改訂新版 世界大百科事典 「ウラジロ」の意味・わかりやすい解説
ウラジロ (裏白)
Gleichenia japonica Spr.
日当りのよい,山地の乾燥した斜面に群落をつくることの多いシダ植物。ウラジロ科の常緑性草本。根茎は地中をはい,鱗片をつける。暖地のものでは,葉は数対の羽片を出し,2mを超すこともあるが,本州中部では,羽片がせいぜい2~3対の個体からなる群落も多い。羽片の形は長楕円状披針形,2回羽状に深裂する。葉の裏面には脱落性の星状毛があり,蠟がたまって白くなるのでウラジロ(裏白)の名がついた。胞子囊群には2~4個の大きな胞子囊があり,包膜はないが側糸がある。福島,新潟以西の本州の暖帯と四国,九州,琉球に分布し,暖地に多く,さらに朝鮮南部,中国中南部から,インドシナ,インドに分布している。正月のしめ縄に,ユズリハやミカンなどといっしょに飾る習慣は,ウラジロの分布域から起こった。硬質の葉柄は,かごなどの細工に利用される。
ウラジロ科Gleicheniaceae
シダ類のうちで最も原始的な科の一つで,化石は石炭紀上部から知られている。

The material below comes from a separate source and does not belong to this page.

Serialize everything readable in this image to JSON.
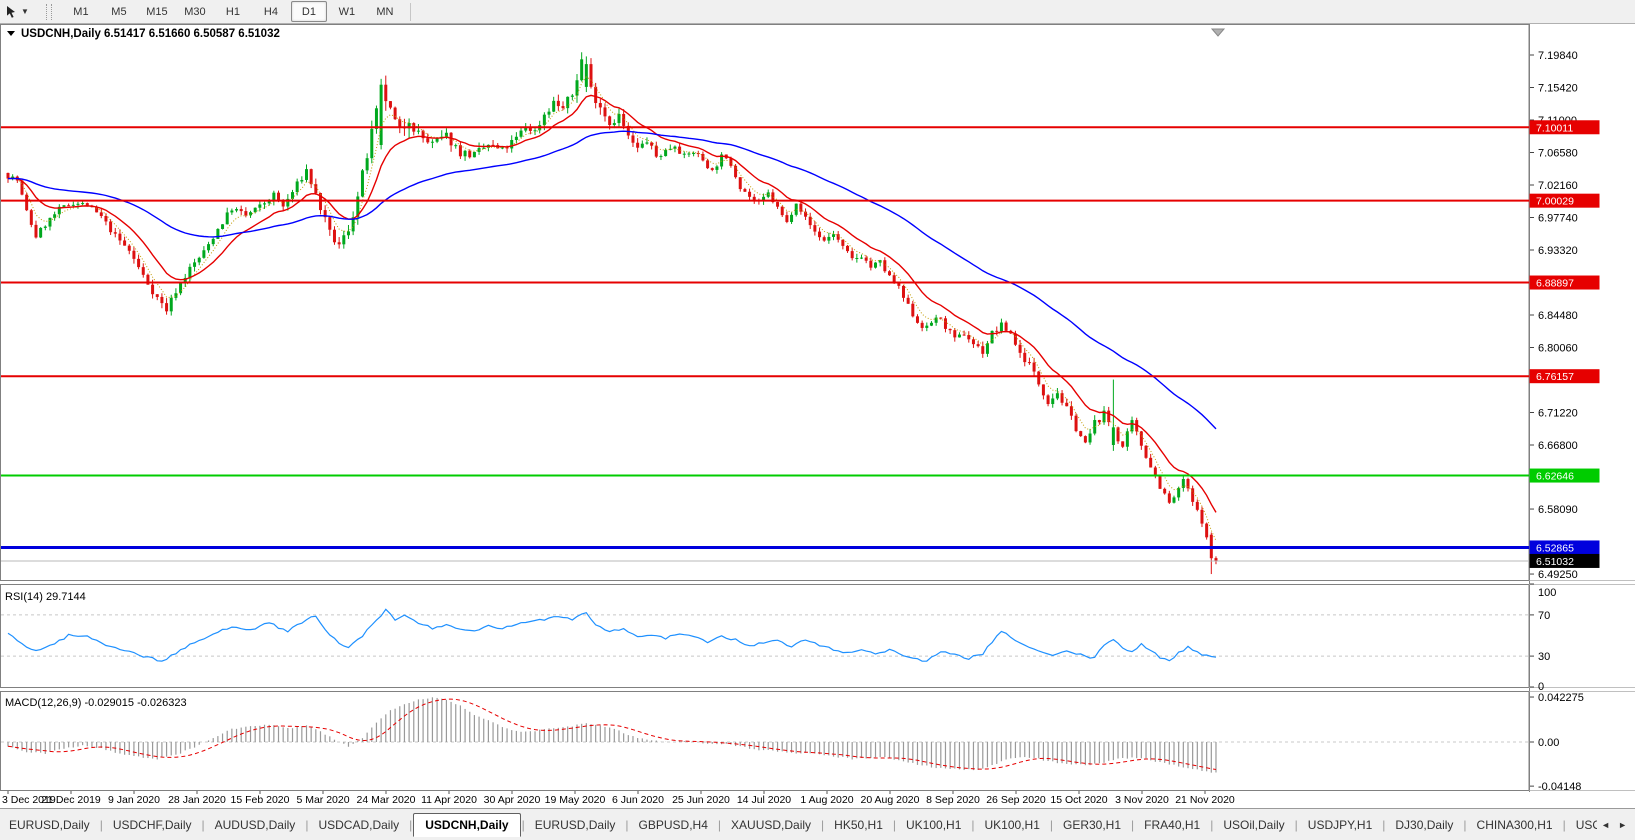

3属約130種が全世界の熱帯・亜熱帯に分布している。日本には3種あり,マツタケに添えるコシダDicranopteris linearis(Burm.f.)Underw.に対してウラジロのことをオオシダ(大羊歯)と呼ぶ地方もある。熱帯には羽片が何十対もあり,樹上に十数mもはいあがる種があるが,その場合でも茎は地中にはう根茎だけで,地上部が1枚の葉に相当し,最も大きな葉の例である。